早実・清宮 右肩負傷のまま遠征強行帯同…OBから「回復を待つべき」の声

2016年05月07日 05時00分

中堅から再び一塁に戻った清宮

 早実の清宮幸太郎(2年)がおかしい。3日間にわたる秋田遠征(3~5日)の全4試合にフル出場し、15打数4安打で打点はゼロ。期待された本塁打はついに飛び出すことなく終わった。今春から中堅にコンバートされていたが、右肩負傷で遠投ができず守備位置は一塁へ逆戻り。故障しながらも強行出場せざるを得ない怪物スラッガーの今後を心配する早実OBからは、とうとう遠征中止の声まで上がってきた。

 3日の八戸学院光星戦は2併殺を含む4打数無安打と再三チャンスを潰し、チームは4―9で敗れた。4日は雨でグラウンドコンディションが悪いなか7回制の2試合が行われ、第1試合の能代戦はまたしても4打数無安打に終わったが、相手投手の乱調に救われ8―3で勝利。続く能代松陽戦ではようやく内野安打と右翼線二塁打が出て6―1と快勝した。最終日の5日に行われた秋田戦は4打数2安打したものの、チームは1―6で敗れた。

 4戦で15打数4安打0打点と不完全燃焼に終わった清宮は「一昨日、昨日より多少よかったけど、まだ(調子が)戻ってこない。なんすかね、本当に申し訳ない。大した活躍もできずエラーもして。(秋田は)こんな打てない自分を温かく迎えてくれるいい人ばかり。いい3日間でした」と落ち込みつつも秋田遠征を総括。「もちろん第一はチームのためだけど、それがファンというか、来てくれた人たちのためになれば。いい当たりを打ちたかった」と最後まで自分を責めた。

 深刻な打撃不振に陥っている清宮だが、実は右肩を痛めている。その影響により、この4戦は春先からコンバートされた中堅ではなくすべて一塁手としてフル出場。早実の和泉実監督は「(春季東京都大会の)疲労からちょっと肩を痛めているが、塁間を放るくらいはやれている。(中堅守備のような)長い距離はまだだが、心配するようなものではない」と強調するが、本当に大丈夫なのか。

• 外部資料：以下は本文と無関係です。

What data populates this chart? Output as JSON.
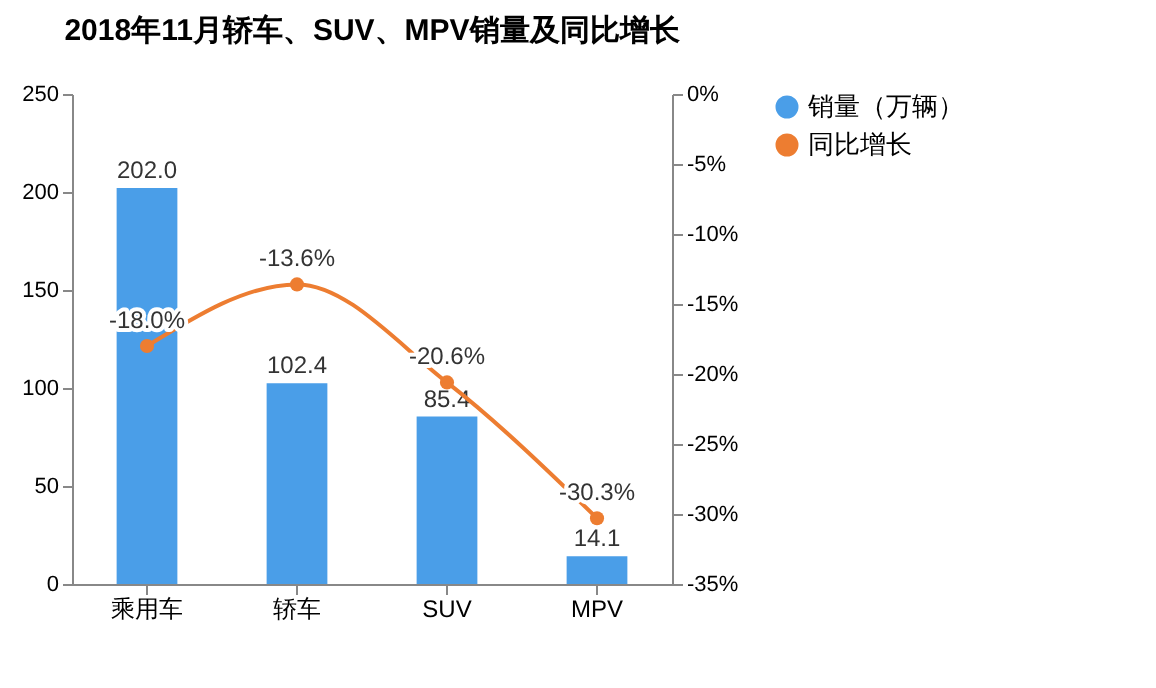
{
  "chart_data": {
    "type": "bar",
    "title": "2018年11月轿车、SUV、MPV销量及同比增长",
    "categories": [
      "乘用车",
      "轿车",
      "SUV",
      "MPV"
    ],
    "series": [
      {
        "name": "销量（万辆）",
        "color": "#4a9ee8",
        "values": [
          202.0,
          102.4,
          85.4,
          14.1
        ],
        "value_labels": [
          "202.0",
          "102.4",
          "85.4",
          "14.1"
        ]
      },
      {
        "name": "同比增长",
        "type": "line",
        "axis": "y2",
        "color": "#ed7d31",
        "values": [
          -18.0,
          -13.6,
          -20.6,
          -30.3
        ],
        "value_labels": [
          "-18.0%",
          "-13.6%",
          "-20.6%",
          "-30.3%"
        ]
      }
    ],
    "ylim": [
      0,
      250
    ],
    "yticks": [
      0,
      50,
      100,
      150,
      200,
      250
    ],
    "y2lim": [
      -35,
      0
    ],
    "y2ticks": [
      {
        "value": 0,
        "label": "0%"
      },
      {
        "value": -5,
        "label": "-5%"
      },
      {
        "value": -10,
        "label": "-10%"
      },
      {
        "value": -15,
        "label": "-15%"
      },
      {
        "value": -20,
        "label": "-20%"
      },
      {
        "value": -25,
        "label": "-25%"
      },
      {
        "value": -30,
        "label": "-30%"
      },
      {
        "value": -35,
        "label": "-35%"
      }
    ],
    "grid": false,
    "legend": "right",
    "marker": "circle",
    "line_style": "solid"
  }
}
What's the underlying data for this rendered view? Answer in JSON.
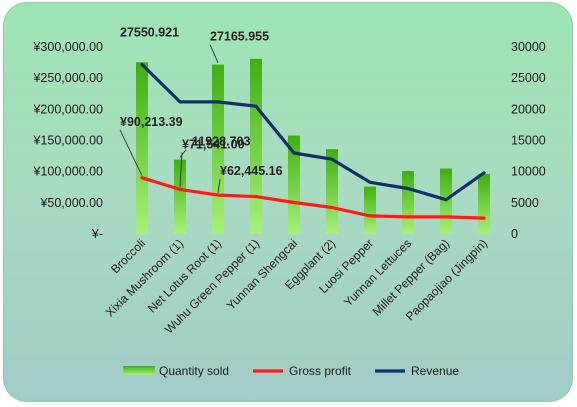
{
  "chart_data": {
    "type": "bar",
    "categories": [
      "Broccoli",
      "Xixia Mushroom (1)",
      "Net Lotus Root (1)",
      "Wuhu Green Pepper (1)",
      "Yunnan Shengcai",
      "Eggplant (2)",
      "Luosi Pepper",
      "Yunnan Lettuces",
      "Millet Pepper (Bag)",
      "Paopaojiao (Jingpin)"
    ],
    "series": [
      {
        "name": "Quantity sold",
        "type": "bar",
        "axis": "right",
        "color": "#5cc41a",
        "values": [
          27550.921,
          11928.703,
          27165.955,
          28100,
          15800,
          13600,
          7600,
          10100,
          10500,
          9600
        ]
      },
      {
        "name": "Gross profit",
        "type": "line",
        "axis": "left",
        "color": "#ff1a1a",
        "values": [
          90213.39,
          71541.0,
          62445.16,
          60000,
          50500,
          42500,
          29000,
          27500,
          27500,
          25500
        ]
      },
      {
        "name": "Revenue",
        "type": "line",
        "axis": "right",
        "color": "#0f2f6b",
        "values": [
          27200,
          21200,
          21200,
          20500,
          13000,
          12000,
          8300,
          7300,
          5500,
          9800
        ]
      }
    ],
    "left_axis": {
      "min": 0,
      "max": 300000,
      "step": 50000,
      "tick_labels": [
        "¥-",
        "¥50,000.00",
        "¥100,000.00",
        "¥150,000.00",
        "¥200,000.00",
        "¥250,000.00",
        "¥300,000.00"
      ]
    },
    "right_axis": {
      "min": 0,
      "max": 30000,
      "step": 5000,
      "tick_labels": [
        "0",
        "5000",
        "10000",
        "15000",
        "20000",
        "25000",
        "30000"
      ]
    },
    "annotations": [
      {
        "series": "Quantity sold",
        "index": 0,
        "text": "27550.921"
      },
      {
        "series": "Quantity sold",
        "index": 1,
        "text": "11928.703"
      },
      {
        "series": "Quantity sold",
        "index": 2,
        "text": "27165.955"
      },
      {
        "series": "Gross profit",
        "index": 0,
        "text": "¥90,213.39"
      },
      {
        "series": "Gross profit",
        "index": 1,
        "text": "¥71,541.00"
      },
      {
        "series": "Gross profit",
        "index": 2,
        "text": "¥62,445.16"
      }
    ],
    "grid": false,
    "legend_position": "bottom"
  }
}
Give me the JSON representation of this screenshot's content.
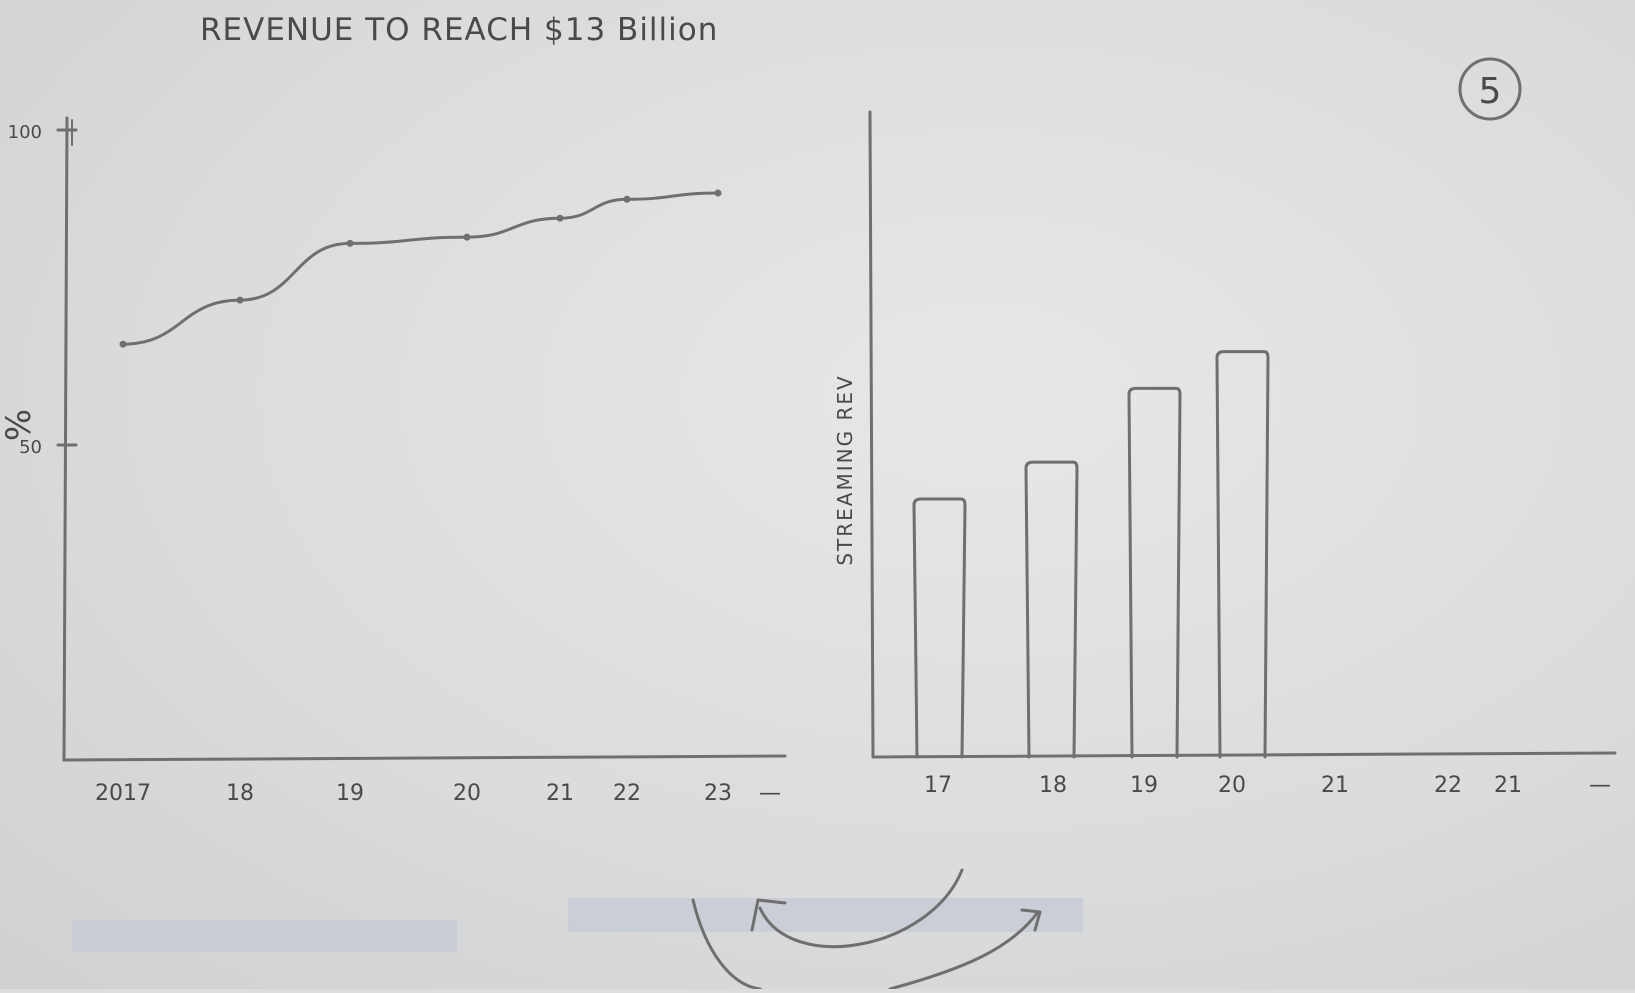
{
  "page_number": "5",
  "chart_data": [
    {
      "type": "line",
      "title": "REVENUE TO REACH $13 Billion",
      "xlabel": "",
      "ylabel": "%",
      "x_tick_labels": [
        "2017",
        "18",
        "19",
        "20",
        "21",
        "22",
        "23",
        "—"
      ],
      "y_tick_labels": [
        "50",
        "100"
      ],
      "ylim": [
        0,
        100
      ],
      "series": [
        {
          "x": [
            "2017",
            "18",
            "19",
            "20",
            "21",
            "22",
            "23"
          ],
          "y": [
            66,
            73,
            82,
            83,
            86,
            89,
            90
          ]
        }
      ],
      "grid": false,
      "legend": "none"
    },
    {
      "type": "bar",
      "title": "",
      "xlabel": "",
      "ylabel": "STREAMING REV",
      "x_tick_labels": [
        "17",
        "18",
        "19",
        "20",
        "21",
        "22",
        "21",
        "—"
      ],
      "categories": [
        "17",
        "18",
        "19",
        "20"
      ],
      "values": [
        42,
        48,
        60,
        66
      ],
      "ylim": [
        0,
        105
      ],
      "grid": false,
      "legend": "none"
    }
  ]
}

 春季東京都大会後、早実が組んだ4月の練習試合は4日間7試合。うち1試合は状態を見て欠場し、残りの6試合も大事をとってDHでの出場という特別措置がなされた。「(DH制は)もちろん、相手校の了解があってのこと。せっかく来ていただいて、清宮が打席に立たないんじゃ失礼になる。打つほうはまったく問題ないんだから」(和泉監督)と、チームとしては注目を集める清宮を外すわけにはいかないという事情もある。

 そんな状況に警鐘を鳴らす人物もいる。早実のあるOBは「中途半端に一塁を守らせるなら、いっそ欠場させるなり、遠征自体を中止して回復を待つべき。好調だった打撃にも影響が出はじめていないか」と危機感を募らせる。当の清宮本人は「右肩は大したことない。(バッティングには)関係ないです」と言い切ったが、昨夏の甲子園大会期間中に左手親指を骨折していたことを父・克幸氏が後日テレビ番組で明かしたという過去もあり、平静を装っているフシもある。

 とにかく、早実はこの日の試合後すぐに飛行機で帰京。6日は学校で授業を受け、その夜に次の遠征地の宮崎へたつという過密スケジュールが続く。今回の遠征のような招待試合で清宮が欠場となれば確かに相手校やファンは残念だろうが、仮に万が一のことがあった場合、球界の損失はあまりに大きい。

「いつでもどこでも歓迎していただいて、弱いチームを応援してくださって。僕らはもう一生懸命やるしかない。酷は酷だけど、それも含めて与えられたもの。少しずつ前に進んでいると思う」と和泉監督。手負いの強行出場で、球界の宝とされる清宮にアクシデントがないことを祈るばかりだ。